Posted by: susan | Apr 12, 2010 2:24:25 PM

Or, if you're in the bottom 95%, do nothing, because you didn't get a tax hike.

Posted by: Evan | Apr 12, 2010 2:59:24 PM

What to do to survive the looming Obama tax hikes? I’ll tell you the surefire best way to escape the theft:

1. Get elected as a Democrat to either the House or Senate.
2. Stop paying your taxes.
3. Coddle up to whatever special interest that promotes graft.
4. Support legislation that enhances your portfolio.
5. Keep a low profile, your mouth shut and your pants on (probably the hardest for a Democrat.)

Even if you get caught, at the very worst you’ll just have to pay back what you withheld from the IRS, with no interest, penalties or jail time. You also get gold plated heal thcare through the FEHBP, you don’t have to pay into Social Security, you enjoy taxpayer funded vacation opportunities, and you get a premium retirement plan to boot…what’s not to like?

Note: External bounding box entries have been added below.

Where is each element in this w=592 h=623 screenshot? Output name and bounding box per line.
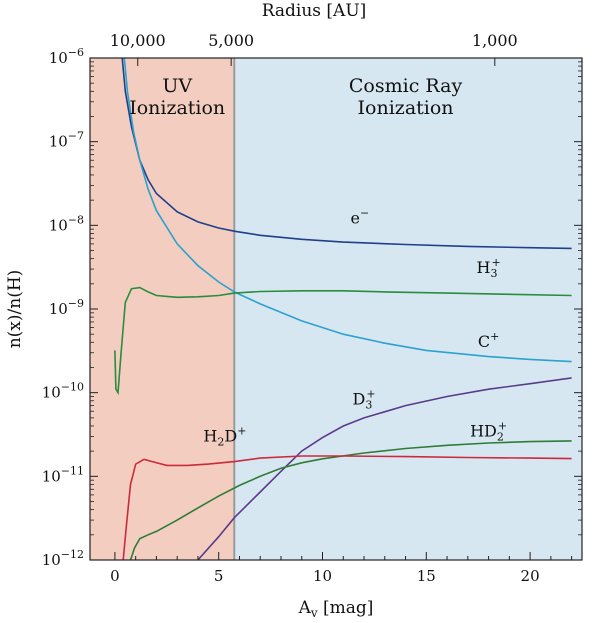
y-tick-label: 10−7 (49, 130, 84, 151)
y-tick-label: 10−6 (49, 46, 84, 67)
y-tick-label: 10−9 (49, 297, 84, 318)
y-tick-label: 10−11 (42, 464, 84, 485)
y-axis-title: n(x)/n(H) (5, 270, 25, 349)
x-tick-label: 5 (214, 567, 224, 585)
region-cosmic-ray-background (234, 58, 582, 560)
top-axis-title: Radius [AU] (262, 1, 367, 21)
series-line-2 (114, 286, 572, 396)
y-tick-label: 10−8 (49, 213, 84, 234)
series-line-5 (122, 455, 572, 560)
series-label-5: H2D+ (203, 425, 246, 449)
region-uv-background (90, 58, 235, 560)
x-tick-label: 0 (110, 567, 120, 585)
x-tick-label: 20 (521, 567, 540, 585)
series-line-4 (129, 440, 572, 560)
chart-labels: UV Ionization Cosmic Ray Ionization e− C+ H3+ D… (5, 1, 540, 620)
series-label-3: D3+ (353, 388, 376, 412)
series-label-1: C+ (478, 330, 499, 351)
y-tick-label: 10−10 (42, 381, 84, 402)
top-tick-label: 10,000 (110, 31, 166, 50)
axis-ticks (90, 57, 582, 561)
series-label-4: HD2+ (470, 419, 507, 443)
series-line-1 (123, 58, 572, 363)
x-axis-title: Av [mag] (298, 598, 374, 620)
y-tick-label: 10−12 (42, 548, 84, 569)
ionization-regions (90, 58, 582, 560)
x-tick-label: 15 (417, 567, 436, 585)
series-label-2: H3+ (476, 256, 500, 280)
top-tick-label: 1,000 (472, 31, 518, 50)
series-label-0: e− (351, 207, 370, 228)
region-uv-title: UV Ionization (129, 75, 225, 119)
x-tick-label: 10 (313, 567, 332, 585)
region-cosmic-ray-title: Cosmic Ray Ionization (349, 75, 463, 119)
top-tick-label: 5,000 (208, 31, 254, 50)
series-line-3 (197, 377, 572, 560)
abundance-series (114, 58, 572, 560)
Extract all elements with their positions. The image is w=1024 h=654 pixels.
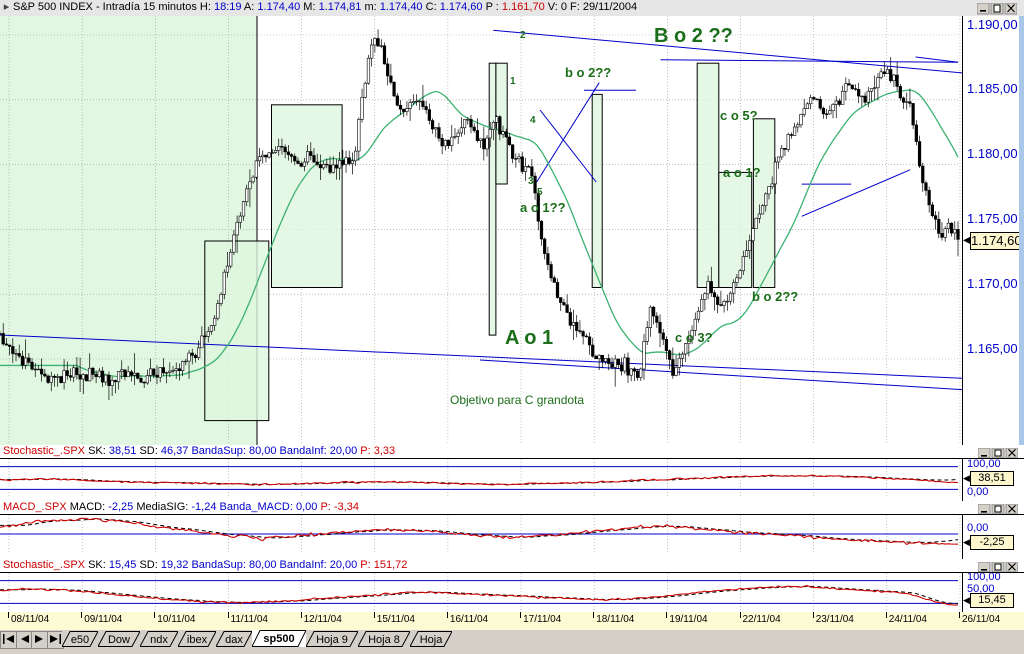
svg-text:A o 1: A o 1 — [505, 327, 553, 349]
svg-text:5: 5 — [537, 187, 543, 198]
svg-text:4: 4 — [530, 115, 536, 126]
svg-text:a o 1??: a o 1?? — [520, 200, 566, 215]
svg-text:b o 2??: b o 2?? — [565, 65, 611, 80]
svg-text:2: 2 — [520, 30, 526, 41]
svg-text:c o 5?: c o 5? — [720, 108, 758, 123]
svg-text:3: 3 — [528, 176, 534, 187]
svg-text:a o 1?: a o 1? — [723, 165, 761, 180]
svg-text:Objetivo para C grandota: Objetivo para C grandota — [450, 393, 584, 407]
svg-text:1: 1 — [510, 76, 516, 87]
svg-text:B o 2 ??: B o 2 ?? — [654, 25, 733, 47]
svg-text:c o 3?: c o 3? — [675, 330, 713, 345]
svg-text:b o 2??: b o 2?? — [752, 289, 798, 304]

Posted by: Forrest | Apr 12, 2010 3:29:12 PM

Considering municipal balance sheets, I think buying muni's should be approached cautiously.

Posted by: C | Apr 12, 2010 3:39:35 PM

All the Dems seem to rave about the high marginal rates during the "golden years" of the 1960s and 1970s, when life is supposed to have been perfect because "the rich," meaning high-income earners rather than actual wealthy people, were subject to confiscatory tax rates (which they never paid because of individual shelters, etc.). Apart from all the other implicit falsehoods in this apology for covetousness, how about someone pointing out the level of income at which these so-called "fair" rates kicked in? If the top rate kicked in at $400,000 in 1960 dollars, that would be about $2,900,000 in today's dollars. Not exactly $250,000, but what's an order of magnitude among friends, right?

Posted by: Hi There | Apr 12, 2010 3:54:31 PM

Roth conversions always struck me as a bad idea -- why pay tax on the income now, at your highest marginal rate while your income is high during your working years rather than pay tax on the money after retirement when your income will likely be significantly lower? Even if top rates are jacked way up by then, you're not likely to be in the top brackets in retirement anyway. And if there's a VAT by then? You're screwed either way.

Posted by: Slocum | Apr 12, 2010 5:52:30 PM

Capital gains won't be a problem. I now have a lifetime supply of capital losses.